The Asymmetric War
Are we cooked, chat?
In December 2025, an autonomous AI agent named ARTEMIS spent ten hours probing Stanford’s live computer science network; roughly 8,000 hosts across twelve subnets. It found nine valid vulnerabilities. It beat nine of the ten OSCP-certified human penetration testers it was benchmarked against.
ARTEMIS is open source. Anyone reading this can have it running in an hour or so. I know, because I have!
The work of finding holes in your network just got cheap, fast, and replicable. That should focus the mind.
A War That Was Always Asymmetric Just Got More So
Cybersecurity has always been an asymmetric game. Attackers need to win once. Defenders need to win every day. The numbers were against the blue team before any of this and they’re now moving in the wrong direction at speed.
In 2025, 48,177 CVEs were assigned. That’s 131 vulnerabilities published every day. CVE submissions are up 263% since 2020, and Q1 2026 is tracking another third higher than Q1 2025. NIST formally gave up trying to enrich every one of them on 15 April 2026 and only fully analyse the ones that intersect CISA’s Known Exploited Vulnerabilities catalogue, federal-government software, or Executive Order 14028 critical software.
Meanwhile, VulnCheck’s State of Exploitation 2026 found that 28.96% of newly exploited vulnerabilities were attacked on or before the day their CVE was published, up from 23.6% in 2024.
What’s your patch cycle? Ninety days? Sixty if you’re disciplined?
Defenders are running on a quarterly cadence; attackers are running daily, and that gap is now actively widening.
The Process Is Already Broken
Most enterprises run vulnerabilities through the same four-step gauntlet: triage, validate, remediate, deploy. Every step is structurally broken.
Triage: most organisations operate at roughly one application security engineer per hundred software engineers. CVSS scoring doesn’t reflect actual exploitability, so the queue gets prioritised by the wrong signal. And the queue is mostly noise: a meaningful share of scanner findings are false positives that eat the team’s day.
Validate: feature delivery beats technical debt every sprint. The CAB process demands extensive documentation before anything moves. Real threats slip past because the developers reviewing them don’t have the security expertise to recognise what they’re looking at.

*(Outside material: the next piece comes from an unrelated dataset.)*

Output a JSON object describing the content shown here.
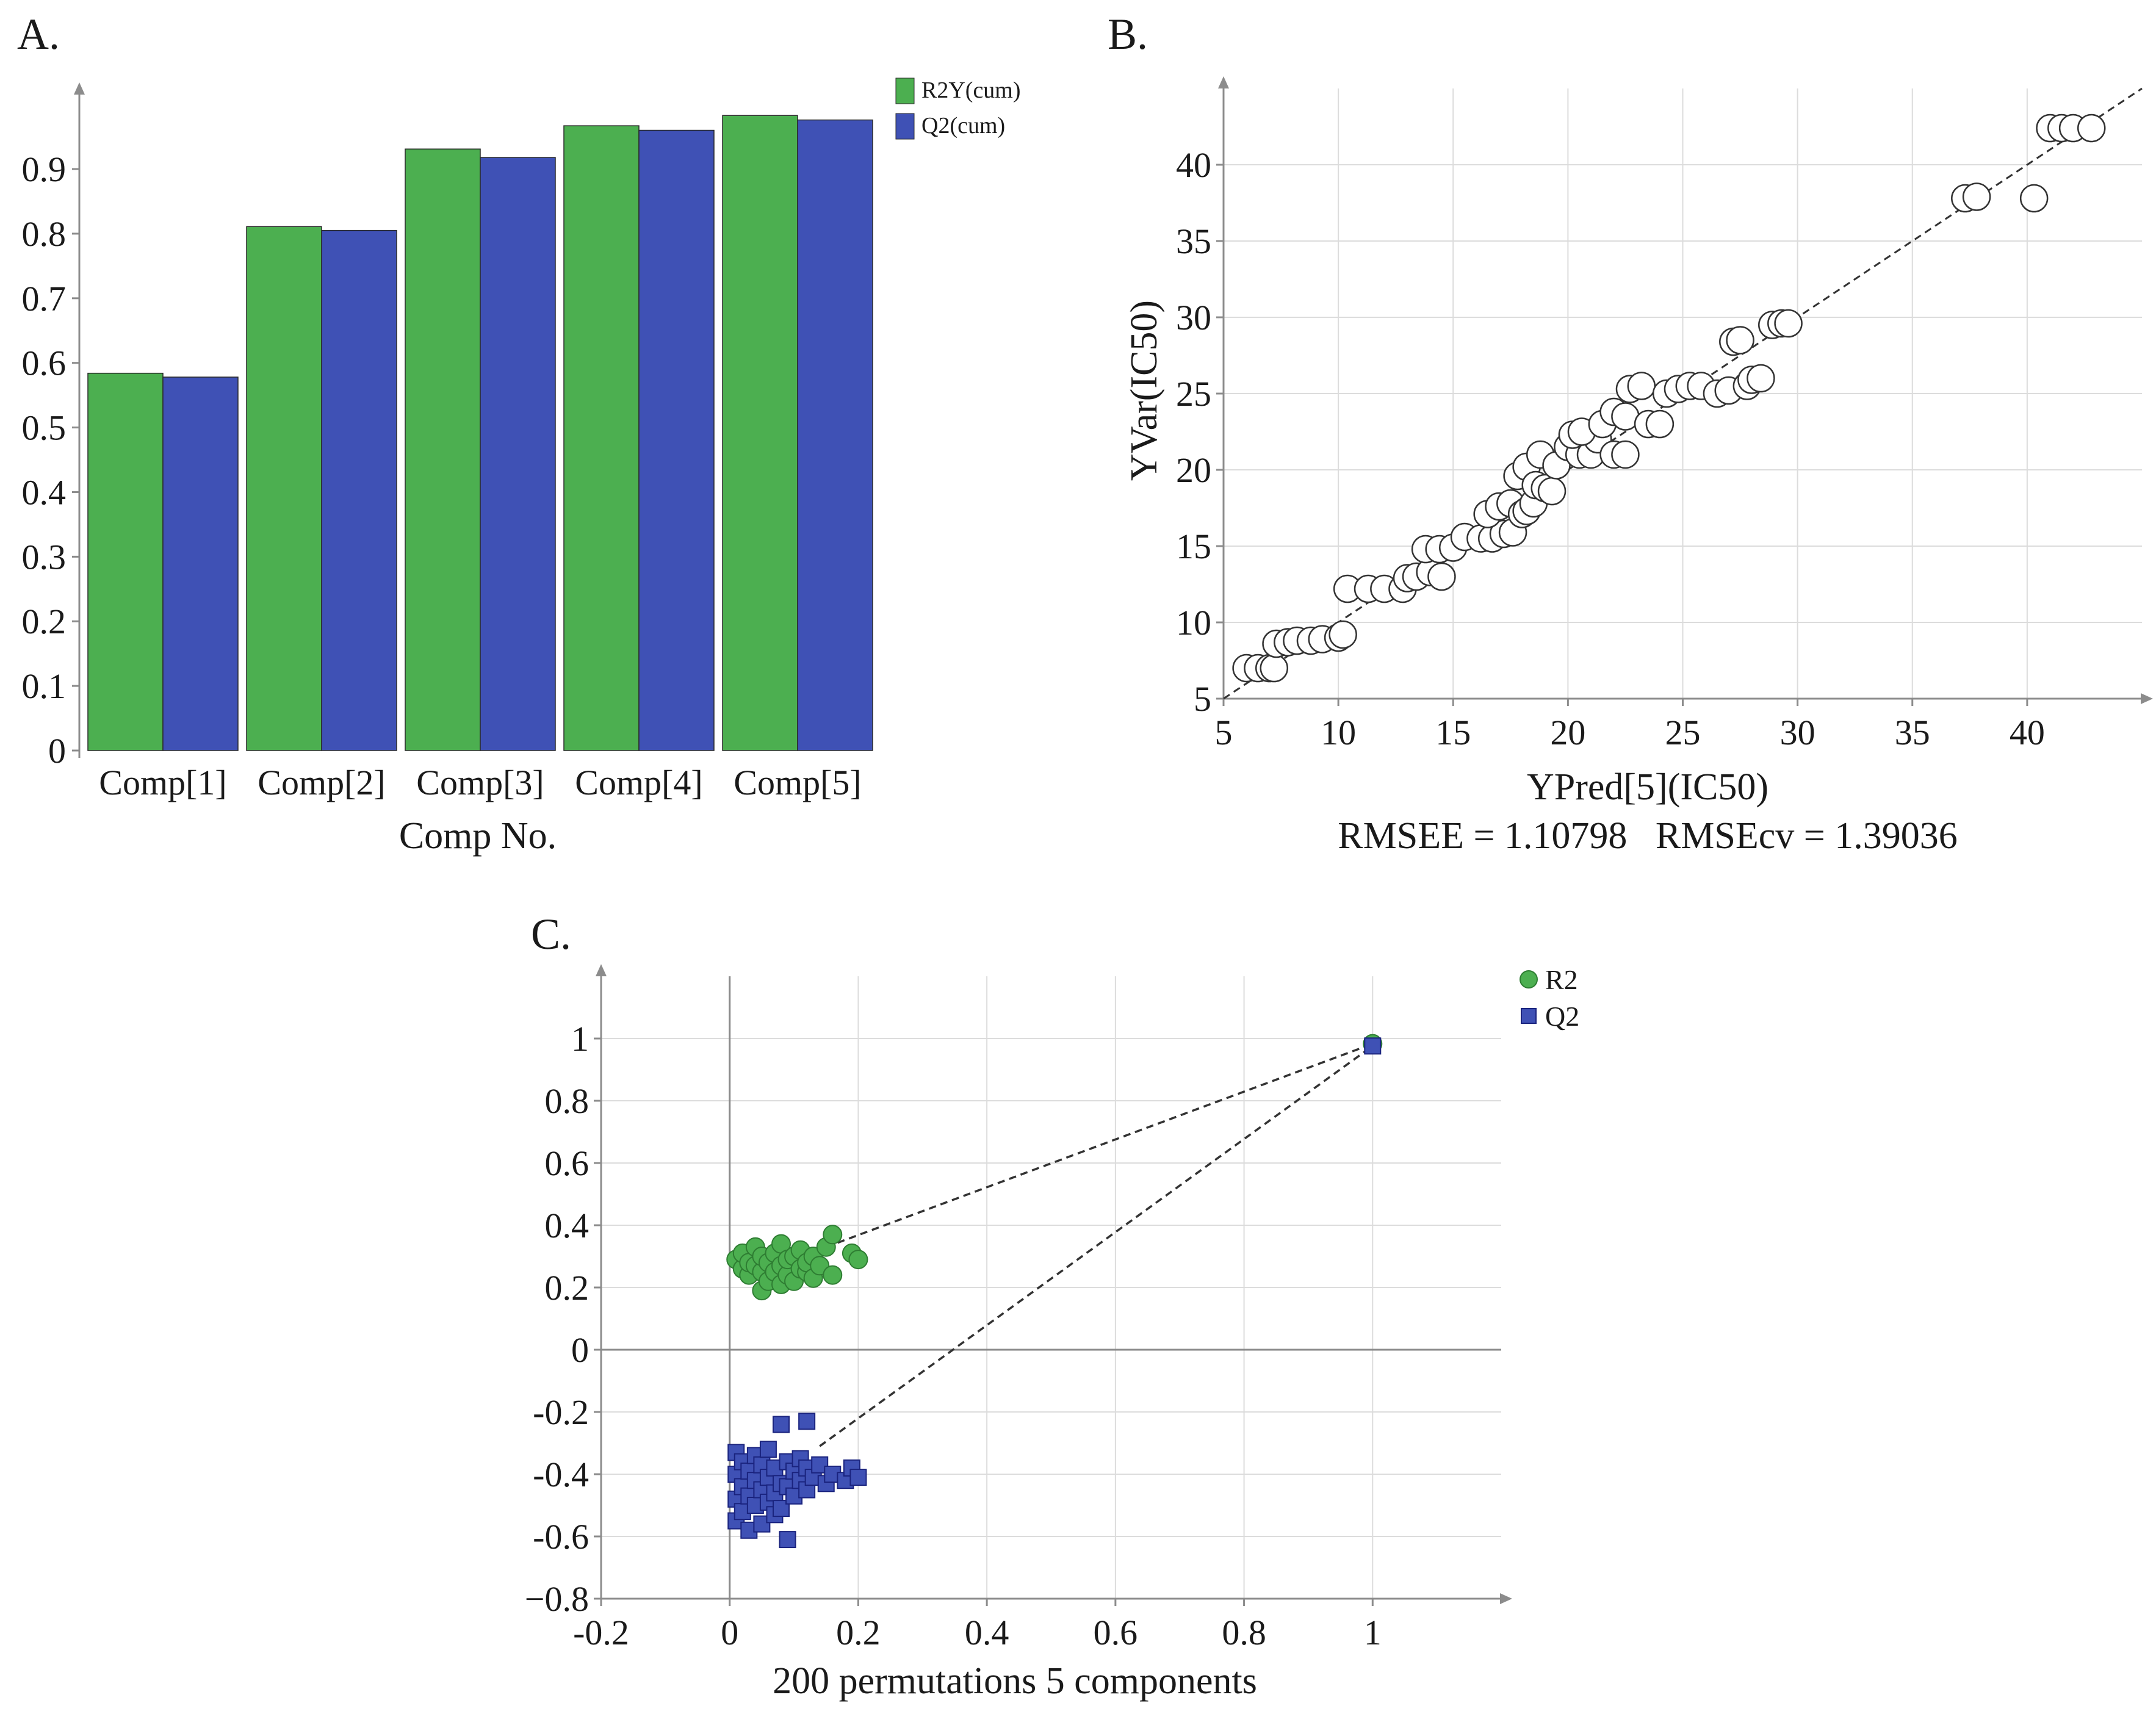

Remediate: friction between application teams and security teams creates delays. Endless back-and-forth on whether a fix is really a fix. The vulnerability stays live throughout.
Deploy: by the time the patch is in production, the triage backlog has grown faster than it shrank. You’re losing ground every sprint.
A typical enterprise takes weeks from CVE disclosure to production fix.
Non-deterministic Safety Systems
Think about a modern operating theatre. The surgeon brings non-deterministic judgement. Every patient is different, every operation throws up things no textbook fully anticipates. But that judgement is wrapped in deterministic discipline: the pre-op checklist, sterile field protocols, the time-out before incision, the instrument count before closure.
That’s the architecture mature security needs in the AI era. Deterministic policy at the edges. Non-deterministic intelligence in the middle. Deterministic enforcement at the gates.
In practice, that looks like:
Deterministic policy. Signed commits, software bills of materials, SLSA attestation, mandatory scanning on every pipeline run, codified approval rules, immutable audit trails. None of this is AI. All of it is non-negotiable.
Non-deterministic intelligence. AI-assisted triage that distinguishes real findings from scanner noise. AI explanation that tells the developer not just what is wrong but why and how to fix it. AI-drafted remediation that produces a merge request, not a ticket. AI prioritisation that uses exploit intelligence rather than raw CVSS.
Deterministic enforcement. Protected branches, deployment approvals, container and dependency scanning gates that block on policy violation, not on human reviewer availability.
AI in the middle, where judgement helps. Determinism at the edges, where you cannot tolerate ambiguity.
This is how defenders get back to attacker speed; not by adding humans to a broken process, but by replacing the broken process with one that operates at the pace and volume the threat now demands.
You Can’t Out-Hire This. You Have to Out-Architect It.
The asymmetric war isn’t coming. It’s already here. ARTEMIS is on GitHub. Mythos exists. Fable is already banned. Attackers running on daily cadence have AI in their tooling already; that gap with defenders running quarterly will only widen.
You can’t out-hire this. You can’t outspend it on more scanners. And you can’t wait for someone else’s coalition to fix it for you.
What you can do is build a platform where AI accelerates the work that scales, and humans are kept on the work that doesn’t. Where deterministic policy enforces the rules. Where deterministic gates a
bsorb AI’s output safely. Where non-deterministic intelligence operates in the middle, doing the work no team of humans can do at the volume and velocity now required.
The defenders who get this right won’t be the ones with the biggest security teams. They’ll be the ones with the best platform.